File Vault Exposes Tricks of Televangelists and Some Megachurches

(Trinity Foundation President Pete Evans reviewing documents obtained from dumpster diving in 1996.)

Inspired by the FBI’s Vault, a collection of more than 6,000 government documents, Trinity Foundation has created the File Vault, a document library, to expose the techniques that televangelists use to defraud their donors, to avoid financial transparency, and to avoid legal accountability.

We want donors to see with their own eyes how the scams work by publishing documents of historical importance. In 1987, televangelist Oral Roberts claimed that God commanded him to raise $8 million or God would take his life. Before making the announcement on television, Roberts sent a fundraising solicitation letter to his large mailing list.

Mailing lists are one of the biggest fundraising tools of religious broadcasters. Five of Oral Roberts’ 1987 fundraising letters are published in the File Vault including the letter in which Roberts announced the $8 million threat from God, and the countdowns to his death IF sufficient funds weren’t raised.

Another goal of the File Vault is to provide easy access to government reports and court filings.

Following the Jim Bakker scandal, a congressional hearing was held in which Congressmen and religious leaders discussed how to reduce financial abuses by religious organizations.

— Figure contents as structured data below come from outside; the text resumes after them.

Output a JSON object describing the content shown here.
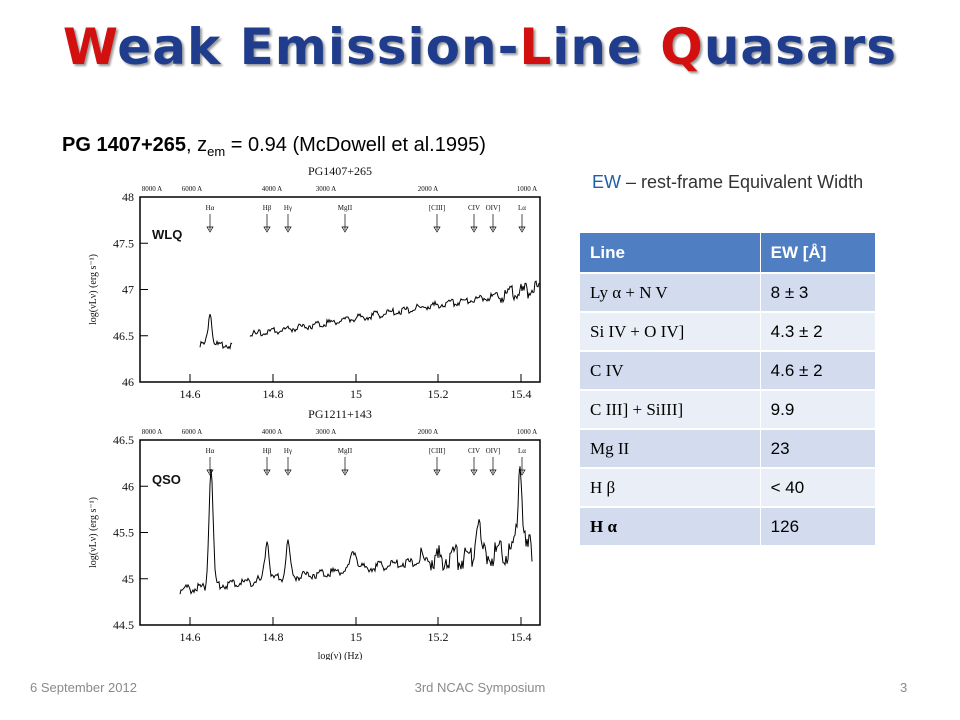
{
  "header": {
    "title_parts": [
      "W",
      "eak Emission-",
      "L",
      "ine ",
      "Q",
      "uasars"
    ]
  },
  "subtitle": {
    "object": "PG 1407+265",
    "comma": ", z",
    "sub": "em",
    "rest": " = 0.94 (McDowell et al.1995)"
  },
  "ew_note": {
    "abbr": "EW",
    "rest": " – rest-frame Equivalent Width"
  },
  "figures": [
    {
      "title": "PG1407+265",
      "label": "WLQ",
      "yticks": [
        "48",
        "47.5",
        "47",
        "46.5",
        "46"
      ],
      "xticks": [
        "14.6",
        "14.8",
        "15",
        "15.2",
        "15.4"
      ],
      "ylabel": "log(νLν) (erg s⁻¹)",
      "wavelengths": [
        "8000 A",
        "6000 A",
        "4000 A",
        "3000 A",
        "2000 A",
        "1000 A"
      ],
      "lines": [
        "Hα",
        "Hβ",
        "Hγ",
        "MgII",
        "[CIII]",
        "CIV",
        "OIV]",
        "Lα"
      ]
    },
    {
      "title": "PG1211+143",
      "label": "QSO",
      "yticks": [
        "46.5",
        "46",
        "45.5",
        "45",
        "44.5"
      ],
      "xticks": [
        "14.6",
        "14.8",
        "15",
        "15.2",
        "15.4"
      ],
      "ylabel": "log(νLν) (erg s⁻¹)",
      "xlabel": "log(ν) (Hz)",
      "wavelengths": [
        "8000 A",
        "6000 A",
        "4000 A",
        "3000 A",
        "2000 A",
        "1000 A"
      ],
      "lines": [
        "Hα",
        "Hβ",
        "Hγ",
        "MgII",
        "[CIII]",
        "CIV",
        "OIV]",
        "Lα"
      ]
    }
  ],
  "table": {
    "header": [
      "Line",
      "EW [Å]"
    ],
    "rows": [
      [
        "Ly α + N V",
        "8 ± 3"
      ],
      [
        "Si IV + O IV]",
        "4.3 ± 2"
      ],
      [
        "C IV",
        "4.6 ± 2"
      ],
      [
        "C III] + SiIII]",
        "9.9"
      ],
      [
        "Mg II",
        "23"
      ],
      [
        "H β",
        "< 40"
      ],
      [
        "H α",
        "126"
      ]
    ]
  },
  "footer": {
    "date": "6 September 2012",
    "event": "3rd NCAC Symposium",
    "page": "3"
  }
}
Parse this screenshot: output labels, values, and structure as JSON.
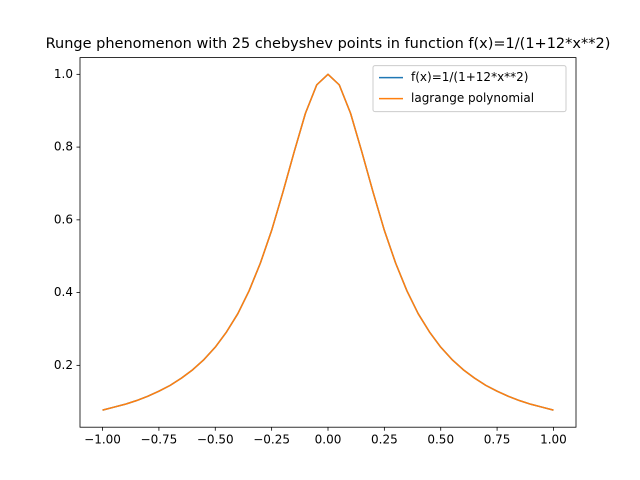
{
  "chart_data": {
    "type": "line",
    "title": "Runge phenomenon with 25 chebyshev points in function f(x)=1/(1+12*x**2)",
    "x": [
      -1,
      -0.95,
      -0.9,
      -0.85,
      -0.8,
      -0.75,
      -0.7,
      -0.65,
      -0.6,
      -0.55,
      -0.5,
      -0.45,
      -0.4,
      -0.35,
      -0.3,
      -0.25,
      -0.2,
      -0.15,
      -0.1,
      -0.05,
      0,
      0.05,
      0.1,
      0.15,
      0.2,
      0.25,
      0.3,
      0.35,
      0.4,
      0.45,
      0.5,
      0.55,
      0.6,
      0.65,
      0.7,
      0.75,
      0.8,
      0.85,
      0.9,
      0.95,
      1
    ],
    "series": [
      {
        "name": "f(x)=1/(1+12*x**2)",
        "color": "#1f77b4",
        "values": [
          0.077,
          0.085,
          0.093,
          0.103,
          0.115,
          0.129,
          0.145,
          0.165,
          0.188,
          0.216,
          0.25,
          0.292,
          0.342,
          0.405,
          0.481,
          0.571,
          0.676,
          0.787,
          0.893,
          0.971,
          1,
          0.971,
          0.893,
          0.787,
          0.676,
          0.571,
          0.481,
          0.405,
          0.342,
          0.292,
          0.25,
          0.216,
          0.188,
          0.165,
          0.145,
          0.129,
          0.115,
          0.103,
          0.093,
          0.085,
          0.077
        ]
      },
      {
        "name": "lagrange polynomial",
        "color": "#ff7f0e",
        "values": [
          0.077,
          0.085,
          0.093,
          0.103,
          0.115,
          0.129,
          0.145,
          0.165,
          0.188,
          0.216,
          0.25,
          0.292,
          0.342,
          0.405,
          0.481,
          0.571,
          0.676,
          0.787,
          0.893,
          0.971,
          1,
          0.971,
          0.893,
          0.787,
          0.676,
          0.571,
          0.481,
          0.405,
          0.342,
          0.292,
          0.25,
          0.216,
          0.188,
          0.165,
          0.145,
          0.129,
          0.115,
          0.103,
          0.093,
          0.085,
          0.077
        ]
      }
    ],
    "xlim": [
      -1.1,
      1.1
    ],
    "xticks": [
      {
        "value": -1,
        "label": "−1.00"
      },
      {
        "value": -0.75,
        "label": "−0.75"
      },
      {
        "value": -0.5,
        "label": "−0.50"
      },
      {
        "value": -0.25,
        "label": "−0.25"
      },
      {
        "value": 0,
        "label": "0.00"
      },
      {
        "value": 0.25,
        "label": "0.25"
      },
      {
        "value": 0.5,
        "label": "0.50"
      },
      {
        "value": 0.75,
        "label": "0.75"
      },
      {
        "value": 1,
        "label": "1.00"
      }
    ],
    "ylim": [
      0.03,
      1.046
    ],
    "yticks": [
      0.2,
      0.4,
      0.6,
      0.8,
      {
        "value": 1,
        "label": "1.0"
      }
    ],
    "grid": false,
    "legend": "upper right"
  }
}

Trinity Foundation’s late president Ole Anthony provided testimony to the hearing.  The IRS responded to calls for increased enforcement by auditing a significant number of ministry non-profits involved in religious broadcasting.

Because of the 1974 Privacy Act, the IRS was prohibited from revealing the names of organizations being audited or investigated but did provide status reports to Congress revealing how many ministries were being audited. Three IRS audit updates from the early 1990s are included in the File Vault.

Following 9/11, Senator Chuck Grassley began investigating American charities that abused their tax-exempt status by committing restricted donation fraud and other crimes. Grassley solicited investigative reports from Trinity Foundation in 2006 and 2007.  In 2007, at Grassley’s request, and using reports from Trinity Foundation, the Senate Finance Committee launched an inquiry into six TV ministries that avoided disclosing financial information to the public by not filing Form 990s.

In 2011, two Senate Finance Committee staffers compiled a memo identifying loopholes being exploited by religious organizations.

The Senate Finance Committee report is recommended reading for anyone concerned about financial reform for churches and ministries.

Governing documents of religious non-profits are also shared in our File Vault. While articles of incorporations are frequently easy to obtain by Secretary of State websites, church bylaws are often secret.

By litigation and other means, Trinity Foundation has obtained bylaws for the churches of Kenneth Copeland and Paula White. These bylaws eliminate accountability for leadership. Paula White has veto power over her church board.

Before the widespread use of paper shredders, Trinity Foundation conducted dumpster diving at churches, law offices and related companies to obtain evidence of crimes. In 1996, during the daytime, Trinity Foundation investigator Pete Evans worked undercover at Benny Hinn Ministries but at night went through the trash of Mighty Eagle Travel, a travel agency operated by Hinn’s brother Christopher Hinn.

Evans, who became president of Trinity Foundation in 2021 following the death of founder Ole Anthony, documented the expensive flights and hotel room reservations of Benny Hinn and found aliases the televangelist used when traveling.

In February 2005, a shredded list of executive salaries was obtained from Benny Hinn Ministries and taped back together, revealing Hinn’s church salary to be $1,325,000, his wife Suzanne’s salary of $165,000, his then young daughter’s salary at $65,000, and young son-in-law’s salary at $90,000.

Additionally, a company Hinn’s lawyer created that same year to give an impression of “arms-length” transactions called Clarion Call Marketing was slated to pay Hinn an additional $30,000 monthly ($360,000 yearly).

The tax code classifies salaries of over $1 million for non-profit administrators as excessive compensation and provides tax penalties for these salaries, but a loophole in the law prohibits the tax penalties being applied to clergy.

Compensation information for the Hinn family and employees as of 2005 are featured in File Vault.